Actually I had a token verification error, since I was using an outdated version of the authorization token in the javascript code. So I compiled the code with the updated token and used your code.

Code

const lst = [10, 1, 49, 10, 1, 50, 10, 1, 51, 10, 1, 52, 10, 1, 53, 10, 1, 54, 10, 1, 55, 10, 1, 56, 10, 1, 57, 10, 2, 49, 48, 10, 2, 49, 49, 10, 2, 49 , 50, 10 , 2, 49 , 51, 10 , 2, 49 , 52 , 10 , 2 , 49 , 53 , 10 , 2 , 49 , 54 , 10 , 2 , 49 , 55 , 10 , 2 , 49 , 56 , 10 , 2 , 49 , 57 , 10 , 2 , 50 , 48 , 10 , 2 , 50 , 49 , 10 , 2 , 50 , 50 , 10 , 2 , 50 , 51 , 10 , 2 , 50 , 52 , 18 , 105 , 10 , 5 , 112 , 118 , 95 , 101 , 113 , 18 , 96 , 0 , 244 ,  214 ,  71 ,  0 ,  144 ,  64 ,  72 ,  128 ,  237 ,  91 ,  72 ,  0 ,  162 ,  110 ,  72 ,  128 ,  138 ,  130 ,  72 ,  128 ,  8 ,  48 ,  72 ,  0 ,  236 ,  252 ,  71 ,  128 ,  209 ,  205 ,  71 ,  192 ,  81 ,  0 ,  72 ,  128 ,  189 ,  253 ,  71 ,  128 ,  156 ,  2 ,  72 ,  192 ,  74 ,  3 ,  72 ,  128 ,  13 ,  128 ,  72 ,  96 ,  234 ,  150 ,  72 ,  192 ,  49 ,  161 ,  72 ,  224 ,  221 ,  151 ,  72 ,  64 ,  93 ,  115 ,  72 ,  192 ,  145 ,  95 ,  72 ,  96 ,  106 ,  129 ,  72 ,  160 ,  33 ,  164 ,  72 ,  160 ,  240 ,  143 ,  72 ,  96 ,  122 ,  147 ,  72 ,  32 ,  73 ,  158 ,  72 ,  160 ,  159 ,  139 ,  72]
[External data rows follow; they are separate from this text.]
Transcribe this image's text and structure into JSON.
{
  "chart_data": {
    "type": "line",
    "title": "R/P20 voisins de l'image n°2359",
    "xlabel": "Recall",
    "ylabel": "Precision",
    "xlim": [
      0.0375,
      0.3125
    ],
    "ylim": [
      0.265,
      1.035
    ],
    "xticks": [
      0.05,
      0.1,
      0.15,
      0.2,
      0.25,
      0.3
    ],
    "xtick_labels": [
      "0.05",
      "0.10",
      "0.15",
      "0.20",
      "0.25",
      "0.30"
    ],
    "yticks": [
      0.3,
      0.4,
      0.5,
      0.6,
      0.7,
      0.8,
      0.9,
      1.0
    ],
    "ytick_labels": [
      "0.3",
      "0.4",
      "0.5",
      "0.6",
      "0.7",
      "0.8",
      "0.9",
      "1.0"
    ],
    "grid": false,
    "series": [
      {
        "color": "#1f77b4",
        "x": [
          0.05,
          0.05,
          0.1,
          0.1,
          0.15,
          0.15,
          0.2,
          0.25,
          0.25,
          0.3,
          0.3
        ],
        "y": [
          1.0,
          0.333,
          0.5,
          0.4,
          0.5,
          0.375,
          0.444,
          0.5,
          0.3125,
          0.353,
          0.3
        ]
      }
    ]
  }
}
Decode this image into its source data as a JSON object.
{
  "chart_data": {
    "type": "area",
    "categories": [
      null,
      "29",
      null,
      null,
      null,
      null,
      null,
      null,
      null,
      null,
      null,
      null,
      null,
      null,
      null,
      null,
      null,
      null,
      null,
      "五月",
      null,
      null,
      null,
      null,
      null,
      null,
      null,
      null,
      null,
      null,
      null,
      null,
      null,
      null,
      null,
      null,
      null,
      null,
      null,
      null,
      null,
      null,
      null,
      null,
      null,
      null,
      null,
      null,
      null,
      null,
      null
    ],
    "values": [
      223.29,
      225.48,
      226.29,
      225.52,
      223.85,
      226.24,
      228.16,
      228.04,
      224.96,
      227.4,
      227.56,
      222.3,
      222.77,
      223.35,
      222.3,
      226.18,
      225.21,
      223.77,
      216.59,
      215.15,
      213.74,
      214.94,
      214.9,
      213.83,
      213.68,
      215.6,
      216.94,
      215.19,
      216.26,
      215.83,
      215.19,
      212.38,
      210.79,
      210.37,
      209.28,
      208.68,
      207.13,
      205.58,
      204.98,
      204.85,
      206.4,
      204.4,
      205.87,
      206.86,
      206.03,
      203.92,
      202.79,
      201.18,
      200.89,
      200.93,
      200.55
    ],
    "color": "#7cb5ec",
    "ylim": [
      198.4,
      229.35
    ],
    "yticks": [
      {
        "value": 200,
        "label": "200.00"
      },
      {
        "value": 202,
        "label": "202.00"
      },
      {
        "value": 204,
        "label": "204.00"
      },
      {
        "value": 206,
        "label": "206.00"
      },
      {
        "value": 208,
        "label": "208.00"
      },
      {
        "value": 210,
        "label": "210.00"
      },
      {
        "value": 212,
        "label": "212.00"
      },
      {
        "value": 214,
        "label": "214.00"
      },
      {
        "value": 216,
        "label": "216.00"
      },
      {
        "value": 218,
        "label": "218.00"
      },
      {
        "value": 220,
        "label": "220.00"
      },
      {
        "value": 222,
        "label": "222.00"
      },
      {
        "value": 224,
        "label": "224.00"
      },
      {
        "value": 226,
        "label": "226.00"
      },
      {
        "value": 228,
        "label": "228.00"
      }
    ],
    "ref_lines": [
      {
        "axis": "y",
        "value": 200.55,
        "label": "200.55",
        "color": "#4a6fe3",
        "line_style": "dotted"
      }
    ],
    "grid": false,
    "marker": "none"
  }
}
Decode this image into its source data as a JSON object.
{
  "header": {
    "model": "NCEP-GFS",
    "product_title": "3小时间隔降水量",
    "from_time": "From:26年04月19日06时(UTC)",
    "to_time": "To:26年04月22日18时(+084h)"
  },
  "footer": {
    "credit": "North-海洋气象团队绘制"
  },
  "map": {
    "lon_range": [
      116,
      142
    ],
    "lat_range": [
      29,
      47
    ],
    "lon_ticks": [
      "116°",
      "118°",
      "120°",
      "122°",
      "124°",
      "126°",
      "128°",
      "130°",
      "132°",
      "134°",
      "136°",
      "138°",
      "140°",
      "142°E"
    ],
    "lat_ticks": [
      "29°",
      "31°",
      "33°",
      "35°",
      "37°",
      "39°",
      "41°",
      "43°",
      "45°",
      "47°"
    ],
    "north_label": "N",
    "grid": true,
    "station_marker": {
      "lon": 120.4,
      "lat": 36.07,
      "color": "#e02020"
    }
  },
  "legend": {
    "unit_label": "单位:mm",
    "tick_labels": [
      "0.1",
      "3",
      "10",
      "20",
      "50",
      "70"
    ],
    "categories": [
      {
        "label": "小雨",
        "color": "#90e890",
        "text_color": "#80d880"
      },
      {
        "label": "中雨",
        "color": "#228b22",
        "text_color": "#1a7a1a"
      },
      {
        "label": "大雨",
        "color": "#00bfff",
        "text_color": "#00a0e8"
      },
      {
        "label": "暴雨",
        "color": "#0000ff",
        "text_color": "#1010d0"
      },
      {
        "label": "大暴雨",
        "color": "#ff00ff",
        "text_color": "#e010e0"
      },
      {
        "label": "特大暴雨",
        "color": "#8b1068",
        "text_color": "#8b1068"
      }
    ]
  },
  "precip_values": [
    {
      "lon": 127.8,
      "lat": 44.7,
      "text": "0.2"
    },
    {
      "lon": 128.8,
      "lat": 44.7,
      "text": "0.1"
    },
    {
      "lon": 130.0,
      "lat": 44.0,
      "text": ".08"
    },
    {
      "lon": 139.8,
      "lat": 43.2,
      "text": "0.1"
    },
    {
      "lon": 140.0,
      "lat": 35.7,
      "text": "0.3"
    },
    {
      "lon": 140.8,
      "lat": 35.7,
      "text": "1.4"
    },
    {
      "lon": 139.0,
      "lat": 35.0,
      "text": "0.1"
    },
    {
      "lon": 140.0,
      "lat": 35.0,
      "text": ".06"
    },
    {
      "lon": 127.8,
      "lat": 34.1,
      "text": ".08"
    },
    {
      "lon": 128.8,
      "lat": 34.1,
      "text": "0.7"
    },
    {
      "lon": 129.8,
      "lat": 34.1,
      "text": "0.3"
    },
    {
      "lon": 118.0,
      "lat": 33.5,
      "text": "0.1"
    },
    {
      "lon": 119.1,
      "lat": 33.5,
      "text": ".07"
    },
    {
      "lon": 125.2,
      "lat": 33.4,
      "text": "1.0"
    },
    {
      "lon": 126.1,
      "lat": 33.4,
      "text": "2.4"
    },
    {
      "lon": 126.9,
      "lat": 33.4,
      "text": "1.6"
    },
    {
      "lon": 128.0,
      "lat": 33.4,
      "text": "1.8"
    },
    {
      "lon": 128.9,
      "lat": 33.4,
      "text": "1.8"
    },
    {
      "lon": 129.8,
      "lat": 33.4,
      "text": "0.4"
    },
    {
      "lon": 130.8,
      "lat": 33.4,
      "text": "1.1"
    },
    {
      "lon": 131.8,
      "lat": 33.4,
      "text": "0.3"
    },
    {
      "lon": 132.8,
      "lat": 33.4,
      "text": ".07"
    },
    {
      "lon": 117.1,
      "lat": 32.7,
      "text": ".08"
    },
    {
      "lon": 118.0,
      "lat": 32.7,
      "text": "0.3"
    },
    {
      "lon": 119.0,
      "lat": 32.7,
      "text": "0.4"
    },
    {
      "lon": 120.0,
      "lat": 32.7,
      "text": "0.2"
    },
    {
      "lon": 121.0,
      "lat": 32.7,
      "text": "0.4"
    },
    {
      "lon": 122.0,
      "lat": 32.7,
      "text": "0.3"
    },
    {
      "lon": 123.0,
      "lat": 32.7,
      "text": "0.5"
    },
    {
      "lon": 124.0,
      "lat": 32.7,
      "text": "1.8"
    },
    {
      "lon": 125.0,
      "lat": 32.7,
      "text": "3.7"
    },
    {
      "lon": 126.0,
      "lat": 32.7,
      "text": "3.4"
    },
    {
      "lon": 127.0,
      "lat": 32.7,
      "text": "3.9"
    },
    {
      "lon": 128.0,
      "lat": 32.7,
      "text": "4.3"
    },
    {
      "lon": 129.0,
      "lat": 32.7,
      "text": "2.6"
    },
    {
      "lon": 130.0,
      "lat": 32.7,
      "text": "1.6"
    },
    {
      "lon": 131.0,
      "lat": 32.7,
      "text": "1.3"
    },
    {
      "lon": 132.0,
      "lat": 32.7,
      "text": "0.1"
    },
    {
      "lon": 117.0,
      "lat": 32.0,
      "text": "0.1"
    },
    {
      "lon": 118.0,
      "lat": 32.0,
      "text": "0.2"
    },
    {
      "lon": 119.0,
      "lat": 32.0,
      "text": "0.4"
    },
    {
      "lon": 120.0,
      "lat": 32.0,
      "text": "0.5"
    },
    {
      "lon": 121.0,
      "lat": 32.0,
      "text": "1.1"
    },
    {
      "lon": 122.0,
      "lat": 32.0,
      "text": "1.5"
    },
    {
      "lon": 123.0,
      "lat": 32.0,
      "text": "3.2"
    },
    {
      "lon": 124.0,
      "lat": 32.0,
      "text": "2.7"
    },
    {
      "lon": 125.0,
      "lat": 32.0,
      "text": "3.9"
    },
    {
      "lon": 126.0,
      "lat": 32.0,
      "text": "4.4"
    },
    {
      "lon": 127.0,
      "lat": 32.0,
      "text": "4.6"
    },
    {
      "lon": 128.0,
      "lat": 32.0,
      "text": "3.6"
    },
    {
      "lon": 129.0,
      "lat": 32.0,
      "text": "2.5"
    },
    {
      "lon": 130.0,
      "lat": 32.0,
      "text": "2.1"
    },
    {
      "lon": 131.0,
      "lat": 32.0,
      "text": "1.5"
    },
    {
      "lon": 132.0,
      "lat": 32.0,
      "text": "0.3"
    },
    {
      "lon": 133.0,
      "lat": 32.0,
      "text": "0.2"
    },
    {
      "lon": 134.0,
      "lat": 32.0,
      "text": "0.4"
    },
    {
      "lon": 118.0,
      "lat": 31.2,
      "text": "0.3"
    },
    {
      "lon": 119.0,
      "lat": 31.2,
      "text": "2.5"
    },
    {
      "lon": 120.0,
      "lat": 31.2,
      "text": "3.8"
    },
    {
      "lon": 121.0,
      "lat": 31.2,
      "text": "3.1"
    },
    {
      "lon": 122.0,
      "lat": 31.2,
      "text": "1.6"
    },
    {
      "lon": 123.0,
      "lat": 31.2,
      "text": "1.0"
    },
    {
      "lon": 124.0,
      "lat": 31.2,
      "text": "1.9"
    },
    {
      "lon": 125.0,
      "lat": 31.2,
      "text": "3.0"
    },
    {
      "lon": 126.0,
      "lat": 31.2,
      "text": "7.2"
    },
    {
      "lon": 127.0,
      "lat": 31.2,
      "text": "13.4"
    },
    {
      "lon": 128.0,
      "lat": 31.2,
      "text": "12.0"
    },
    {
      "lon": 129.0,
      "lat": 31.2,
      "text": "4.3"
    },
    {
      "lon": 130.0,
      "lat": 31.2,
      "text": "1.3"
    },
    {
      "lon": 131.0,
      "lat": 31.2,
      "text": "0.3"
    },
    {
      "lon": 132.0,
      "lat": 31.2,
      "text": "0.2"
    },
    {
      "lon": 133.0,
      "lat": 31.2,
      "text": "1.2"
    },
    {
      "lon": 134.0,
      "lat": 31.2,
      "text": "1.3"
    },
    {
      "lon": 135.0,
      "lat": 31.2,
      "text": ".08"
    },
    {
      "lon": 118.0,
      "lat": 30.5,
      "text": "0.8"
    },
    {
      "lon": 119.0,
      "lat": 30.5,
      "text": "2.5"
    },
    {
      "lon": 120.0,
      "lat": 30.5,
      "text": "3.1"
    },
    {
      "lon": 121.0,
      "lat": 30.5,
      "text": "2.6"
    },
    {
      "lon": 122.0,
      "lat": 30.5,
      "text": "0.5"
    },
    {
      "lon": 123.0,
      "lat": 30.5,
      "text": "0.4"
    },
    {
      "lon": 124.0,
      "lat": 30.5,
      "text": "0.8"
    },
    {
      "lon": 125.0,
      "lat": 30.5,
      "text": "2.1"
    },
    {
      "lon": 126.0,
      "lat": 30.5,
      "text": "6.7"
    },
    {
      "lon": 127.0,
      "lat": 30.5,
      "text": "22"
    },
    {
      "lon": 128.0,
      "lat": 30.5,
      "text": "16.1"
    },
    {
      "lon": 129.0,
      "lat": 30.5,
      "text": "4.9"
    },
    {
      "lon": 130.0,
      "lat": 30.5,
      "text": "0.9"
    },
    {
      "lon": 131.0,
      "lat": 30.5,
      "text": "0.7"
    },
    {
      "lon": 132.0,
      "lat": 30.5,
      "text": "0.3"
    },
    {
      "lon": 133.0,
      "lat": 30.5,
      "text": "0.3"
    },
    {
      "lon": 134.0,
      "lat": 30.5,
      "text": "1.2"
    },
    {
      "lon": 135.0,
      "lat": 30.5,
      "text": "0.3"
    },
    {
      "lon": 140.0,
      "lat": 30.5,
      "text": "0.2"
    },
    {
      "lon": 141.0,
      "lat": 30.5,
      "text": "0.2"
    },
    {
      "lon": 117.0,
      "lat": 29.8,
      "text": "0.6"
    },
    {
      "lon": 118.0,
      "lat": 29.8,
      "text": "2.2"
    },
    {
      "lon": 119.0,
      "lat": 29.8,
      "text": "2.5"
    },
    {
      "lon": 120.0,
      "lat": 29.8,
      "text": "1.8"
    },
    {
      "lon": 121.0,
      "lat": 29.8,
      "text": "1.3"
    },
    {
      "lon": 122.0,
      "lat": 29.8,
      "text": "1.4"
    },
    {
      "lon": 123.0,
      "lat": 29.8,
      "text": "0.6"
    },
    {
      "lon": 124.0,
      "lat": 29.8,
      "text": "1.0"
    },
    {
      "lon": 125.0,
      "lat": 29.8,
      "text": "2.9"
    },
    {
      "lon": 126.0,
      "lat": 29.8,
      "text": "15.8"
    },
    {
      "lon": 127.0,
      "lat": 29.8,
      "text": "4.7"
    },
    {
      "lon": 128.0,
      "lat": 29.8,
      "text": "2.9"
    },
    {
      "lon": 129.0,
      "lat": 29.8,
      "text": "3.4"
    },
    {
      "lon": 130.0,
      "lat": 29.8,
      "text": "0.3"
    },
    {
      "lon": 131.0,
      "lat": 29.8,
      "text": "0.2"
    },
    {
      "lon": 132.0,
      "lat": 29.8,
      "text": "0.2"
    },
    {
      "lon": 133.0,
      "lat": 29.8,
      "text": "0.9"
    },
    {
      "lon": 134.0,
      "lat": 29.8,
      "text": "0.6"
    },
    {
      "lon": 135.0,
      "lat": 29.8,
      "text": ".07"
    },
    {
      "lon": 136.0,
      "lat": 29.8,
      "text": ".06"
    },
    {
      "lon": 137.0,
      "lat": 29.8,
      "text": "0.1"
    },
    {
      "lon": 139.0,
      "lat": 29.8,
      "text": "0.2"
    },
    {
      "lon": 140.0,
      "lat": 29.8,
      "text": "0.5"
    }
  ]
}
var data = new Uint8Array(lst);

let str = Buffer.from(data).toString('base64');
console.log(str); 

const floatValue =new DataView(data.buffer).getFloat64(0);
console.log(floatValue) 

function printAsJson(arr) {
  let str = "";
  for (var i=0; i<arr.byteLength; i++) {
    str += String.fromCharCode(arr[i]);
  }

  var serializedData = JSON.stringify(str);
  let message = JSON.parse(serializedData);

  console.log(message)
}
printAsJson(data); 

This was the result:

str

CgExCgEyCgEzCgE0CgE1CgE2CgE3CgE4CgE5CgIxMAoCMTEKAjEyCgIxMwoCMTQKAjE1CgIxNgoCMTcKAjE4CgIxOQoCMjAKAjIxCgIyMgoCMjMKAjI0EmkKBXB2X2VxEmAA9NZHAJBASIDtW0gAom5IgIqCSIAIMEgA7PxHgNHNR8BRAEiAvf1HgJwCSMBKA0iADYBIYOqWSMAxoUjg3ZdIQF1zSMCRX0hgaoFIoCGkSKDwj0hgepNIIEmeSKCfi0g=

floatValue

1.7470648220442632e-260

json

1
2
3
4
5
6
7
8
9
10
11
12
13
14
15
16
17
18
19
20
21
22
23
24i
pv_eq`

Unfortunately, I still haven't gotten data that can be interpreted.